「貯金しなさい!」という両親の声に耳を貸さずに使い切ってしまい、「お前の財布のひもは、本当に緩いな…」と、呆れられたものだった。
臨時収入があった場合、どれだけ消費に回すのかという「財布のひも」を示すのが、「限界消費性向」だ。「限界」とは「追加された…」という意味で、新たに増えた所得の中で、何%が消費に回されるかを示す。10万円の臨時収入があり、その内の8万円を旅行などに使い、残りの2万円を貯金した場合、限界消費性向は0.8(=8万円÷10万円)となる。
限界消費性向は、所得が低い人ほど大きく、高額所得者ほど小さいとされている。所得が低いと臨時収入の大半を使ってしまうが、高額所得者は収入に余裕があることから、臨時収入があっても追加的な消費に回す部分は少なく、貯蓄や投資などに使うことが多いというわけだ。
限界消費性向は、景気の状況によって変化することもある。景気がよく、将来に対する不安が少ないと、限界消費性向が大きくなり、消費が拡大する。消費が拡大すると、景気が一層よくなり、これが所得のさらなる増加を生み、消費がより大きくなるという、好循環につながる。限界消費性向が大きくなり、「財布のひも」が緩くなることで、景気拡大が加速するというわけだ。
一方で、景気が悪くなると、不安心理が広がって限界消費性向が低下、消費の減少→景気の悪化→所得の減少という悪循環に陥る。「財布のひも」が締められることで、景気がさらに悪化してしまうのだ。
さらに、限界消費性向は、政府の景気対策の効果にも関係する。
消費はGDP(国内総生産)の6割を占め、その増減は景気動向を大きく左右する。このため、景気が悪化すると、政府は減税や給付金の支給などによって所得を増加させ、消費を増やす政策を打ち出す。しかし、限界消費性向が低いと、所得をいくら増やしても貯蓄に回されるだけで消費は増えず、景気を回復させる力が弱まってしまうのだ。
日本の限界消費性向は0.7程度と言われていた。しかし、景気対策の一環として1999年に配布された総額6194億円の地域振興券の場合、消費に回されたのは32%だったと政府は推定している。地域振興券の限界消費性向は0.32だったことになる。
また、2009年に打ち出された総額2兆円の定額給付金について、民間のシンクタンクは限界消費性向を0.2程度と予測している。限界消費性向がこの程度なら、「財布のひも」が固すぎて、消費を増やそうという景気刺激策は、ほとんど役に立たないことになる。

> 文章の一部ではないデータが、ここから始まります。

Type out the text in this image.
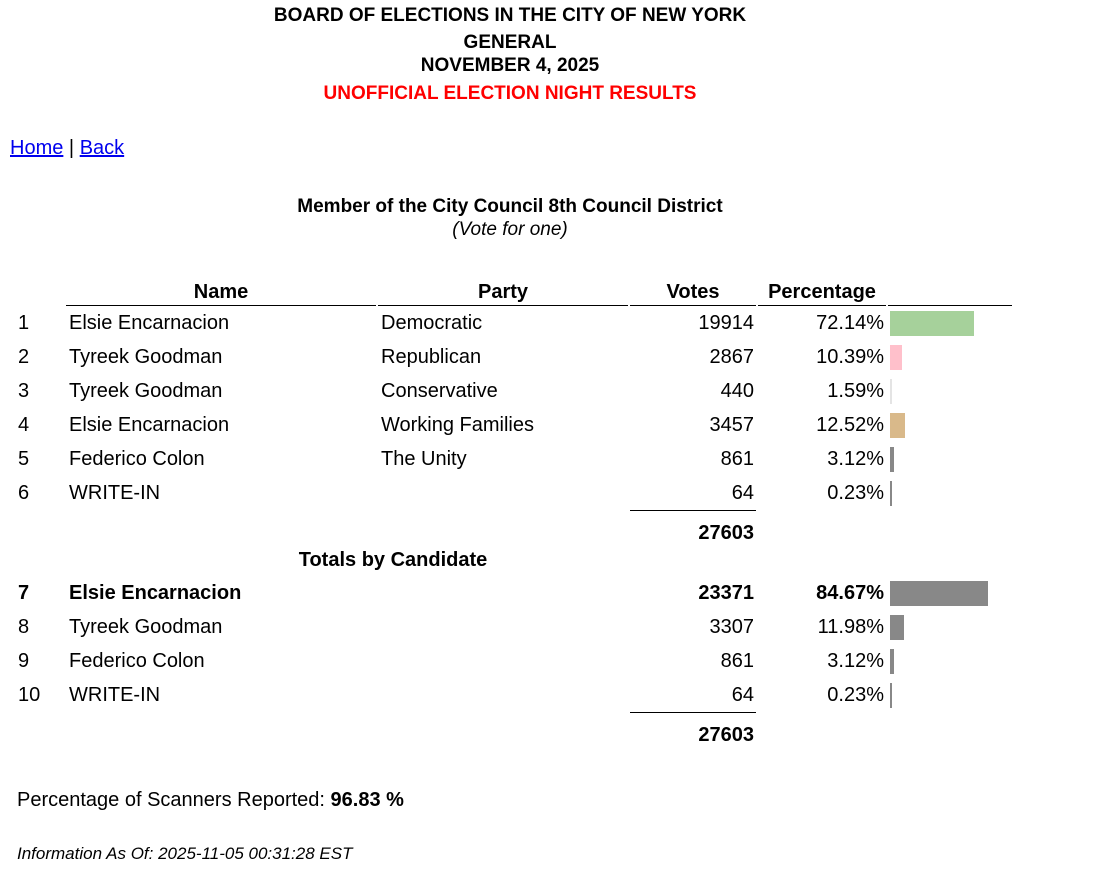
BOARD OF ELECTIONS IN THE CITY OF NEW YORK
GENERAL
NOVEMBER 4, 2025
UNOFFICIAL ELECTION NIGHT RESULTS
Home | Back
Member of the City Council 8th Council District
(Vote for one)
	Name	Party	Votes	Percentage	
1	Elsie Encarnacion	Democratic	19914	72.14%	
2	Tyreek Goodman	Republican	2867	10.39%	
3	Tyreek Goodman	Conservative	440	1.59%	
4	Elsie Encarnacion	Working Families	3457	12.52%	
5	Federico Colon	The Unity	861	3.12%	
6	WRITE-IN		64	0.23%	
			27603		
Totals by Candidate					
7	Elsie Encarnacion		23371	84.67%	
8	Tyreek Goodman		3307	11.98%	
9	Federico Colon		861	3.12%	
10	WRITE-IN		64	0.23%	
			27603		
Percentage of Scanners Reported: 96.83 %
Information As Of: 2025-11-05 00:31:28 EST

一方で、アメリカの限界消費性向は、日本に比べてかなり高く、0.7~0.9程度とされている。「財布のひも」が緩いアメリカでは、消費を増やす景気対策が、日本よりはるかに効果を上げている。
消費者の「財布のひも」を示す限界消費性向。その水準は、政府の景気対策を左右する重要な意味を持っているのである。